Risk-Reward Balanced at Molina - Analyst Blog

On April 16, 2014, we issued an updated research report on Molina Healthcare Inc. MOH. The company has been seeing higher service revenues, increased membership and inorganic expansions that bode well for long-term growth. However, rising medical care costs, delays in enrollment and program execution, and declining cash flows raise concern.  

Molina has been gaining new contracts that should boost its membership base. In Nov 2013, the company was selected by the Michigan Department of Community Health (MDCH) to participate in the Michigan Demonstration Program to Integrate Care for Persons Eligible for Medicare and Medicaid. On commencement of the program in Oct 2014, memberships are slated to increase further.

Other health plans of Molina like those in California, Ohio and South Carolina were also selected for the dual-eligible demonstration projects beginning 2014. Also, Molina gained members under New Mexico's State Coverage Insurance SCI program with Lovelace, effective Jan 2014.

Continuing the positives, the acquired assets of Community Health Solutions of America Inc. has contributed around 137,000 members to the company's in Jan 2014. Molina has been witnessing a steady increase in premiums and service revenues over the past several years.

However, on the tepid side, rising medical care costs are constricting margins. Also, expenses rose in 2013 on the establishment of a health plan in South Carolina, long-term care programs in Florida and New Mexico and acquisitions in New Mexico. Medical care costs are expected to increase in 2014 as well, leading to deterioration in the Medical Care ratio. Moreover, Molina's investment income remains vulnerable to a decline in interest rates which might further reduce investment income.

Molina is exposed to losses related to delays in enrollment and delays in implementation of programs. For instance, the deferred Illinois health plan, from February to March 2014, is expected to increase administrative costs significantly. Any further postponement is likely to weigh on the cash flow of the company, which has declined considerably in 2013.
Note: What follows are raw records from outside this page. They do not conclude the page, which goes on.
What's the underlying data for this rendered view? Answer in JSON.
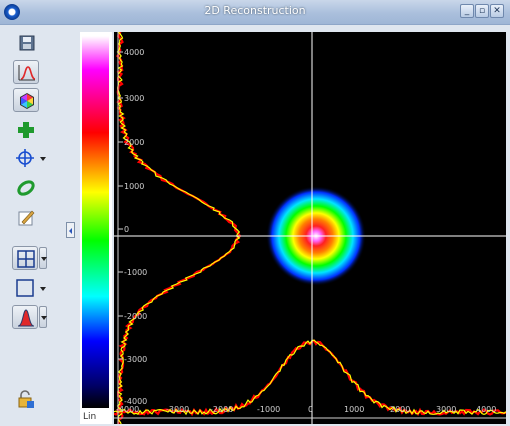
{
  "window": {
    "title": "2D Reconstruction"
  },
  "toolbar": {
    "items": [
      {
        "name": "save-image-button",
        "icon": "save-icon"
      },
      {
        "name": "profile-toggle-button",
        "icon": "profile-curve-icon"
      },
      {
        "name": "color-mode-button",
        "icon": "color-wheel-icon"
      },
      {
        "name": "add-button",
        "icon": "plus-icon"
      },
      {
        "name": "crosshair-button",
        "icon": "crosshair-icon"
      },
      {
        "name": "ellipse-fit-button",
        "icon": "ellipse-icon"
      },
      {
        "name": "edit-button",
        "icon": "edit-icon"
      },
      {
        "name": "grid-button",
        "icon": "grid-icon"
      },
      {
        "name": "region-button",
        "icon": "rectangle-icon"
      },
      {
        "name": "gaussian-fit-button",
        "icon": "gaussian-icon"
      },
      {
        "name": "lock-button",
        "icon": "lock-icon"
      }
    ]
  },
  "colorbar": {
    "scale_label": "Lin",
    "colors": [
      "#ffffff",
      "#ff00ff",
      "#ff0000",
      "#ff8000",
      "#ffff00",
      "#00ff00",
      "#00ffff",
      "#0000ff",
      "#000000"
    ]
  },
  "plot": {
    "y_ticks": [
      "4000",
      "3000",
      "2000",
      "1000",
      "0",
      "-1000",
      "-2000",
      "-3000",
      "-4000"
    ],
    "x_ticks": [
      "-4000",
      "-3000",
      "-2000",
      "-1000",
      "0",
      "1000",
      "2000",
      "3000",
      "4000"
    ],
    "profile_colors": [
      "#ff0000",
      "#ffff00"
    ],
    "crosshair_color": "#ffffff"
  }
}
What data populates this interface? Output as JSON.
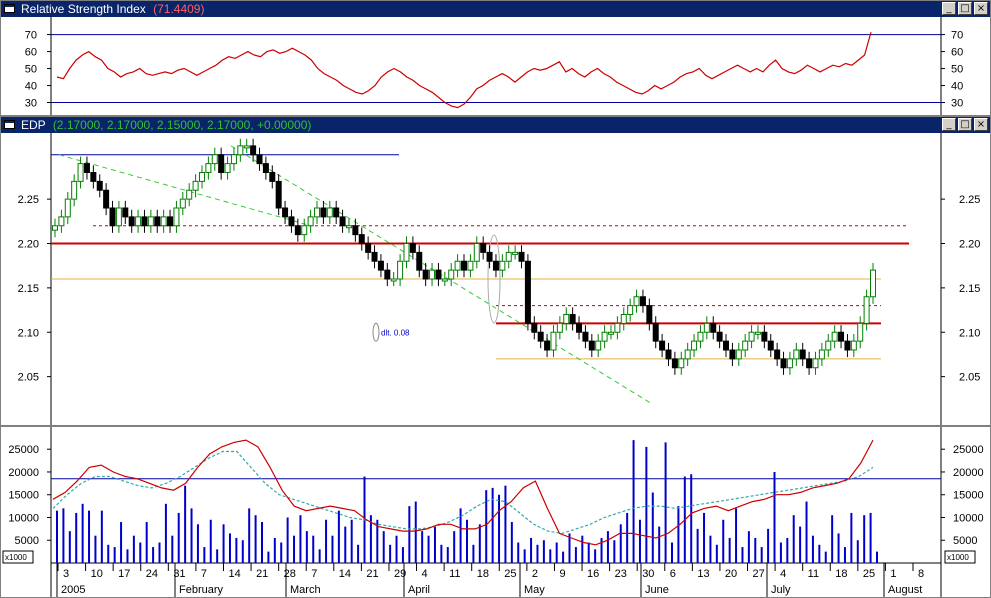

Moreover, the establishment of minimum medical loss ratios is increasing the expenses of healthcare companies. Further provision of the U.S. Health Care Reform Act, that is pending implementation, will likely raise expenses. Particularly, the restriction on charging higher premiums from patients with pre-existing medical conditions should increase benefit expenses from 2014.

This Zacks Rank #3 (Hold) healthcare services company delivered negative earnings surprises in two of the last four quarters, with a negative average surprise of 11.82%.

Other Stocks to Consider

Aetna Inc. AET, WellPoint Inc. WLP and MEDNAX Inc. MD are some better-ranked stocks in the healthcare services space. All three stocks carry a Zacks Rank #2 (Buy).